Elasticsearch

Elasticsearch Configuration

Remarks#

Elasticsearch comes with a set of defaults that provide a good out of the box experience for development. The implicit statement there is that it is not necessarily great for production, which must be tailored for your own needs and therefore cannot be predicted.

The default settings make it easy to download and run multiple nodes on the same machine without any configuration changes.

Where are the settings?

Inside each installation of Elasticsearch is a config/elasticsearch.yml. That is where the following settings live:

  • cluster.name
    • The name of the cluster that the node is joining. All nodes in the same cluster must share the same name.
    • Currently defaults to elasticsearch.
  • node.*
    • node.name
      • If not supplied, a random name will be generated each time the node starts. This can be fun, but it is not good for production environments.
      • Names do not have to be unique, but they should be unique.
    • node.master
      • A boolean setting. When true, it means that the node is an eligible master node and it can be the elected master node.
      • Defaults to true, meaning every node is an eligible master node.
    • node.data
      • A boolean setting. When true, it means that the node stores data and handles search activity.
      • Defaults to true.
  • path.*
    • path.data
      • The location that files are written for the node. All nodes use this directory to store metadata, but data nodes will also use it to store/index documents.
      • Defaults to ./data.
        • This means that data will be created for you as a peer directory to config inside of the Elasticsearch directory.
    • path.logs
      • The location that log files are written.
      • Defaults to ./logs.
  • network.*
    • network.host

      • Defaults to _local_, which is effectively localhost.
        • This means that, by default, nodes cannot be communicated with from outside of the current machine!
    • network.bind_host

      • Potentially an array, this tells Elasticsearch what addresses of the current machine to bind sockets too.
        • It is this list that enables machines from outside of the machine (e.g., other nodes in the cluster) to talk to this node.
      • Defaults to network.host.
    • network.publish_host

      • A singular host that is used to advertise to other nodes how to best communicate with this node.
        • When supplying an array to network.bind_host, this should be the one host that is intended to be used for inter-node communication.
      • Defaults to network.host`.
  • discovery.zen.*
    • discovery.zen.minimum_master_nodes
      • Defines quorum for master election. This must be set using this equation: (M / 2) + 1 where M is the number of eligible master nodes (nodes using node.master: true implicitly or explicitly).
      • Defaults to 1, which only is valid for a single node cluster!
    • discovery.zen.ping.unicast.hosts
      • The mechanism for joining this node to the rest of a cluster.
      • This should list eligible master nodes so that a node can find the rest of the cluster.
      • The value that should be used here is the network.publish_host of those other nodes.
      • Defaults to localhost, which means it only looks on the local machine for a cluster to join.

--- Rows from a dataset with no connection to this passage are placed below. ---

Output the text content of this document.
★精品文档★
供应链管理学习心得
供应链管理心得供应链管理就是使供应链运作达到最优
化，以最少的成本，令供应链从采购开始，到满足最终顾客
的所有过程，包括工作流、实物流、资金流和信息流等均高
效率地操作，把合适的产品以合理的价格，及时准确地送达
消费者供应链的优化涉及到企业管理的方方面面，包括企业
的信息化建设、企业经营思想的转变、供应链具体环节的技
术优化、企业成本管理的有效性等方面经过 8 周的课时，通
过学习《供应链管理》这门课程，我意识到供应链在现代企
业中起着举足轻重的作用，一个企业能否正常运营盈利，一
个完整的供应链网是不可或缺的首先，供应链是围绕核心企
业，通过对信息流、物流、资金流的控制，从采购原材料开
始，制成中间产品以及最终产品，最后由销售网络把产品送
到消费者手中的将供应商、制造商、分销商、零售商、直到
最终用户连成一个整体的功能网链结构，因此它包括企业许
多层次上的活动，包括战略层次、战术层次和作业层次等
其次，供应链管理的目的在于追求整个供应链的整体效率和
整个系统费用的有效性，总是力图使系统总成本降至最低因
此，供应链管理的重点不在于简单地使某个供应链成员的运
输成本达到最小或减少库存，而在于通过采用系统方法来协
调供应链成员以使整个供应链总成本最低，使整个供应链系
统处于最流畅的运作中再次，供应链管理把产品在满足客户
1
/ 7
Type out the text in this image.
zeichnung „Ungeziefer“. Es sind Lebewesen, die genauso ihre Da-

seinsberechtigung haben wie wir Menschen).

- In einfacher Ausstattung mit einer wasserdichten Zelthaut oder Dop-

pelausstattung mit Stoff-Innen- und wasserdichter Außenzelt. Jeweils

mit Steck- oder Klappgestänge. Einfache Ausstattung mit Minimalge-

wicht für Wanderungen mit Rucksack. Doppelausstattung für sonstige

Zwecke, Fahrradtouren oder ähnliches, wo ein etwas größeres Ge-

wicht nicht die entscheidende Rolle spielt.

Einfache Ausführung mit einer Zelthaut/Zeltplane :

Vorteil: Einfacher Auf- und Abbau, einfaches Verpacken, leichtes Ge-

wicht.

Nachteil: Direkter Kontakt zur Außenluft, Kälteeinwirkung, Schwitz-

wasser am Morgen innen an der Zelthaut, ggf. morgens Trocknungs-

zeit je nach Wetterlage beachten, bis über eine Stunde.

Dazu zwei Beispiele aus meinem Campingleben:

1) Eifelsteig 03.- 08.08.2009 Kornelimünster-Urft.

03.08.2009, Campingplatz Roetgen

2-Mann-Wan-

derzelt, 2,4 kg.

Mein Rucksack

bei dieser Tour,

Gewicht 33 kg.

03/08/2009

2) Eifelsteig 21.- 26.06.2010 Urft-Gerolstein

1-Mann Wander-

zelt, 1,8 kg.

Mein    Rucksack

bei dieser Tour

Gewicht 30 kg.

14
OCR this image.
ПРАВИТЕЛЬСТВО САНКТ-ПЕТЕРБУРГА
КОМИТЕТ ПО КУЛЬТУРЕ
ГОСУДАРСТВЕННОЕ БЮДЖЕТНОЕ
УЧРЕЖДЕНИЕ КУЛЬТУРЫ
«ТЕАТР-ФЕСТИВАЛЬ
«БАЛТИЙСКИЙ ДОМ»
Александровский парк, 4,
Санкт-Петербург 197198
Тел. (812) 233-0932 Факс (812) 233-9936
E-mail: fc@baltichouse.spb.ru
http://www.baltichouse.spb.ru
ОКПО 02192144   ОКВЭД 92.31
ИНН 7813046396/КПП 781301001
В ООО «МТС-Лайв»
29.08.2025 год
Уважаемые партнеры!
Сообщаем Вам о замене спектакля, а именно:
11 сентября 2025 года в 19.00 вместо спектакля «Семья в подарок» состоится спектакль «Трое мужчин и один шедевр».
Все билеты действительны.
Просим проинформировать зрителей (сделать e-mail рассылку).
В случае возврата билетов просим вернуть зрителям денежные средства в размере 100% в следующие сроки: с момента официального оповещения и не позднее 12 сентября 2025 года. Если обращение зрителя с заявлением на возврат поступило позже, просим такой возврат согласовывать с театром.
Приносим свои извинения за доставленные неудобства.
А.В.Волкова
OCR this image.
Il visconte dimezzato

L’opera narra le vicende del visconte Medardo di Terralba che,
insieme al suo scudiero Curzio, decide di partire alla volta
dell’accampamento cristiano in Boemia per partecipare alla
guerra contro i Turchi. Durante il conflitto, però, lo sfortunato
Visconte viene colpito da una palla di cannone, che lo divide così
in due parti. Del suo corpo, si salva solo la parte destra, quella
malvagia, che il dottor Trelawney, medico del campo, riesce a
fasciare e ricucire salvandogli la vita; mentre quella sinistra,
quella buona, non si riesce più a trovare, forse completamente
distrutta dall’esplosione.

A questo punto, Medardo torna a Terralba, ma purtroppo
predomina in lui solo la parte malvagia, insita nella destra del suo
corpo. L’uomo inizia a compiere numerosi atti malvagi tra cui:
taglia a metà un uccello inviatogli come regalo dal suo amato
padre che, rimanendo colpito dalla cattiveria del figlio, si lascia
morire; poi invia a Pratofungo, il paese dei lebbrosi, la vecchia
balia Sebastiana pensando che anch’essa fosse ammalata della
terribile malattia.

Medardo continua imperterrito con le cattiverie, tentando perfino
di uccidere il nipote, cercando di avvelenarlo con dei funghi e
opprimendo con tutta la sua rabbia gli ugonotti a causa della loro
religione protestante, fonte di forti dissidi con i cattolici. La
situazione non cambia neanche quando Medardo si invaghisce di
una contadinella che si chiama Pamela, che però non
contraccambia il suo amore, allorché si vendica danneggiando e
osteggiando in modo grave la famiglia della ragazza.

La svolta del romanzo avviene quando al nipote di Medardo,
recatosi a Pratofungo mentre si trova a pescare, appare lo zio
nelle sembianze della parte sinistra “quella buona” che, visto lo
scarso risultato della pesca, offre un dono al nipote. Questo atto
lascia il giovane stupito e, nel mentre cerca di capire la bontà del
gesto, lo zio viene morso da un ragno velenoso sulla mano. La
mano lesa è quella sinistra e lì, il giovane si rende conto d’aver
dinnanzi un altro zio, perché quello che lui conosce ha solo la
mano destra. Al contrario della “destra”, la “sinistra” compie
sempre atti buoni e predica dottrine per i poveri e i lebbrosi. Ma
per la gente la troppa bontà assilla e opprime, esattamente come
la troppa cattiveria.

What type of settings exist?

Elasticsearch provides three different types of settings:

  • Cluster-wide settings
    • These are settings that apply to everything in the cluster, such as all nodes or all indices.
  • Node settings
    • These are settings that apply to just the current node.
  • Index settings
    • These are settings that apply to just the index.

Depending on the setting, it can be:

  • Changed dynamically at runtime
  • Changed following a restart (close / open) of the index
    • Some index-level settings do not require the index to be closed and reopened, but might require the index to be forceably re-merged for the setting to apply.
      • The compression level of an index is an example of this type of setting. It can be changed dynamically, but only new segments take advantage of the change. So if an index will not change, then it never takes advantage of the change unless you force the index to recreate its segments.
  • Changed following a restart of the node
  • Changed following a restart of the cluster
  • Never changed

Always check the documentation for your version of Elasticsearch for what you can or cannot do with a setting.

How can I apply settings?

You can set settings a few ways, some of which are not suggested:

  • Command Line Arguments

In Elasticsearch 1.x and 2.x, you can submit most settings as Java System Properties prefixed with es.:

$ bin/elasticsearch -Des.cluster.name=my_cluster -Des.node.name=`hostname`

In Elasticsearch 5.x, this changes to avoid using Java System Properties, instead using a custom argument type with -E taking the place of -Des.:

$ bin/elasticsearch -Ecluster.name=my_cluster -Enode.name=`hostname`

This approach to applying settings works great when using tools like Puppet, Chef, or Ansible to start and stop the cluster. However it works very poorly when doing it manually.

  • YAML settings
    • Shown in examples
  • Dynamic settings
    • Shown in examples

The order that settings are applied are in the order of most dynamic:

  1. Transient settings
  2. Persistent settings
  3. Command line settings
  4. YAML (static) settings

If the setting is set twice, once at any of those levels, then the highest level takes effect.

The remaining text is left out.